A partir de entonces, no sólo abandonó a Saddie sino juró no volver a llevar mujeres a su casa. Y es lo que hizo. Cada vez que terminada la noche alguna chica se le insinuaba, él le decía: “Cariño, el sexo es importante, pero la música es la esencia de todo, así que si quieres que este semental haga su trabajo, esperarás a que deje mi saxofón en mi apartamento y luego, procederemos a divertirnos en el hotel más cercano”. Nunca le habían dicho que no hasta que se topó con la consentida de Doris, tenía una silueta tan escultural que a Halifax no le importó y se la llevó a su casa, además, a diferencia de Saddie, no podía ser una ladrona. Doris tenía demasiado dinero que no le importaba espilfarrar delante de Halifax y si bien no era demasiado inteligente, su derriére lo compensaba todo.


Las cosas iban bien con Doris hasta que una noche, Halifax llegó temprano del su gira nocturna. Eran casi las cinco de la madrugada cuando al llegar con el estuche de su saxo en mano, escuchó voces y una carcajada de mujer que salían de su pequeño piso. 
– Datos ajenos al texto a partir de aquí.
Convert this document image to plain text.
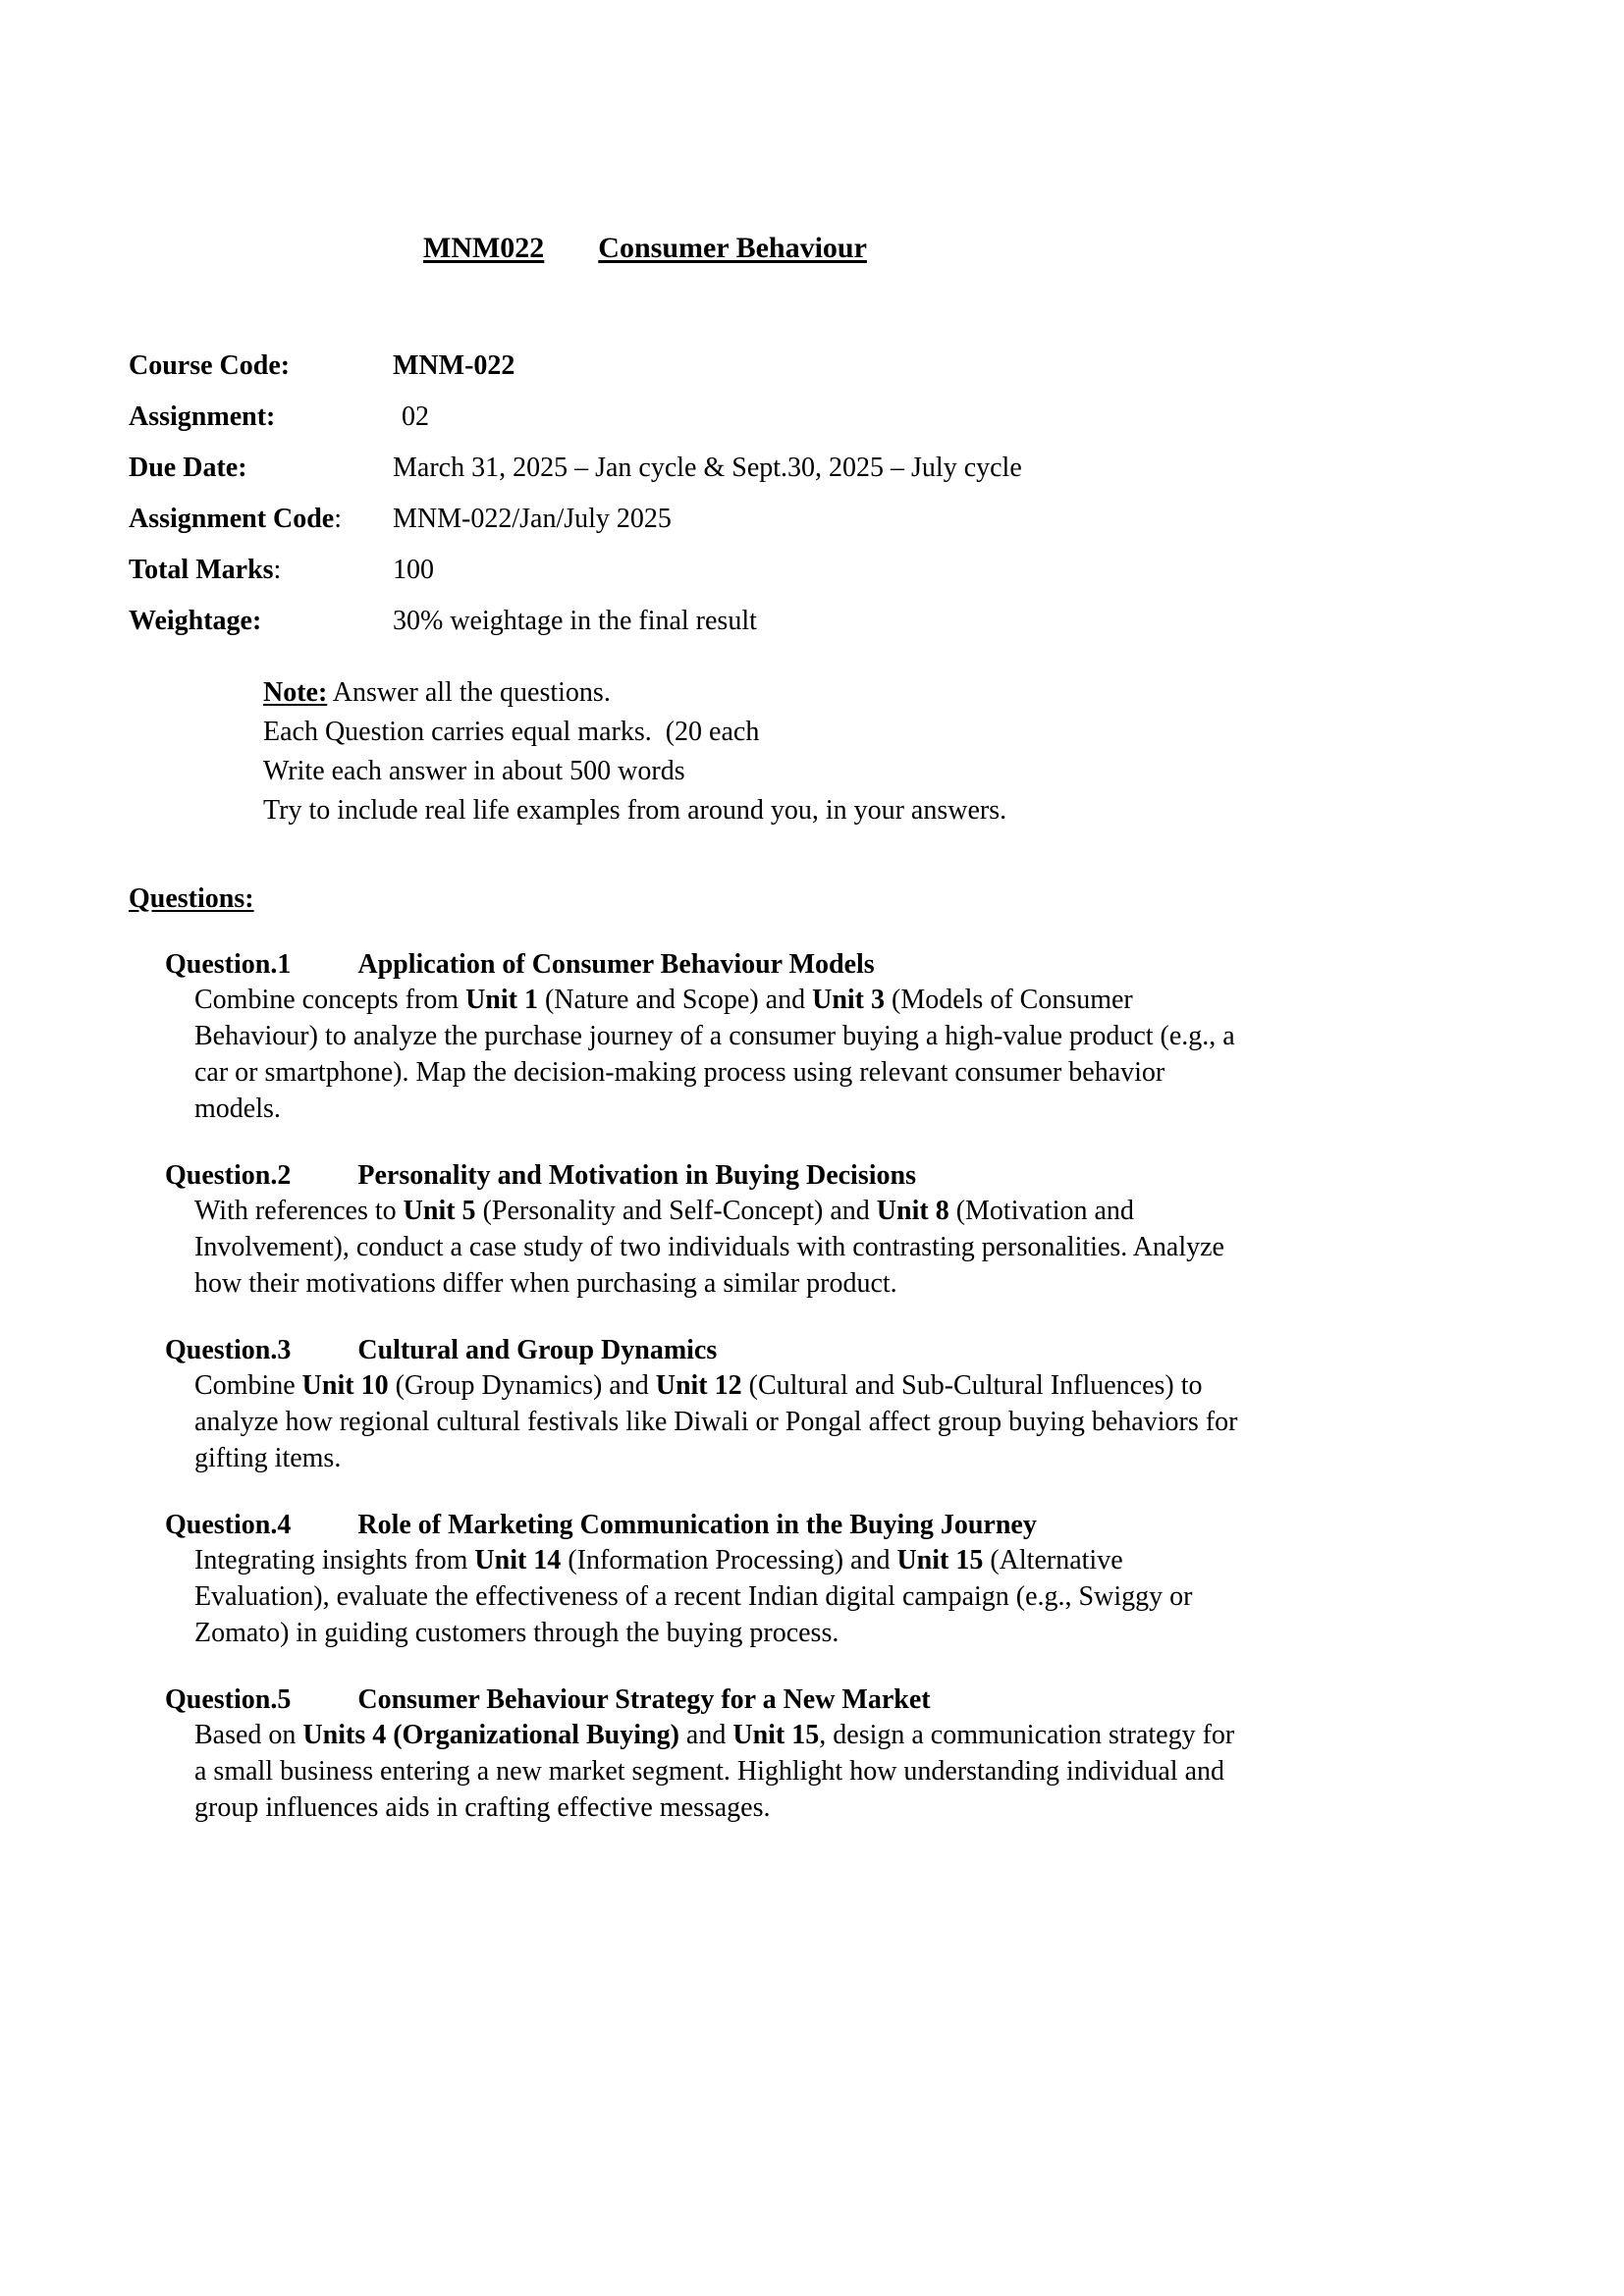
MNM022 Consumer Behaviour

Course Code:	MNM-022
Assignment:	02
Due Date:	March 31, 2025 – Jan cycle & Sept.30, 2025 – July cycle
Assignment Code:	MNM-022/Jan/July 2025
Total Marks:	100
Weightage:	30% weightage in the final result
Note: Answer all the questions.
Each Question carries equal marks.  (20 each
Write each answer in about 500 words
Try to include real life examples from around you, in your answers.
Questions:
Question.1 Application of Consumer Behaviour Models
Combine concepts from Unit 1 (Nature and Scope) and Unit 3 (Models of Consumer Behaviour) to analyze the purchase journey of a consumer buying a high-value product (e.g., a car or smartphone). Map the decision-making process using relevant consumer behavior models.
Question.2 Personality and Motivation in Buying Decisions
With references to Unit 5 (Personality and Self-Concept) and Unit 8 (Motivation and Involvement), conduct a case study of two individuals with contrasting personalities. Analyze how their motivations differ when purchasing a similar product.
Question.3 Cultural and Group Dynamics
Combine Unit 10 (Group Dynamics) and Unit 12 (Cultural and Sub-Cultural Influences) to analyze how regional cultural festivals like Diwali or Pongal affect group buying behaviors for gifting items.
Question.4 Role of Marketing Communication in the Buying Journey
Integrating insights from Unit 14 (Information Processing) and Unit 15 (Alternative Evaluation), evaluate the effectiveness of a recent Indian digital campaign (e.g., Swiggy or Zomato) in guiding customers through the buying process.
Question.5 Consumer Behaviour Strategy for a New Market
Based on Units 4 (Organizational Buying) and Unit 15, design a communication strategy for a small business entering a new market segment. Highlight how understanding individual and group influences aids in crafting effective messages.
- Doris-, pensó, -me estará poniendo los cuernos con algún cavernícola de esos que se ganan la mala vida. Ya sé, le haré la escena y todo habrá acabado en menos de cinco minutos, estoy harto de estas mujerzuelas, al final nunca son de fiar, siempre te acaban poniendo los cuernos.-

Entonces, Halifax abrió la puerta tímidamente. En el living de su casa había un hombre blanco con anteojos redondos que se quedó perplejo cuando vió a Halifax, sobresaltado acomodó sus lentes. Desde la cocina Doris le gritó

 – ¡Querido, llegaste!, al fin-. 
El hombre blanco se quitó el sombrero, le extendió la mano a Halifax y le dijo: 
- Es un honor conocerlo, es Usted un verdadero maestro, mi nombre es Benjamin David Goodman y soy un gran admirador de su música.-

-¿Vas a quedarte ahí, mudo Hali?, lo increpó Doris.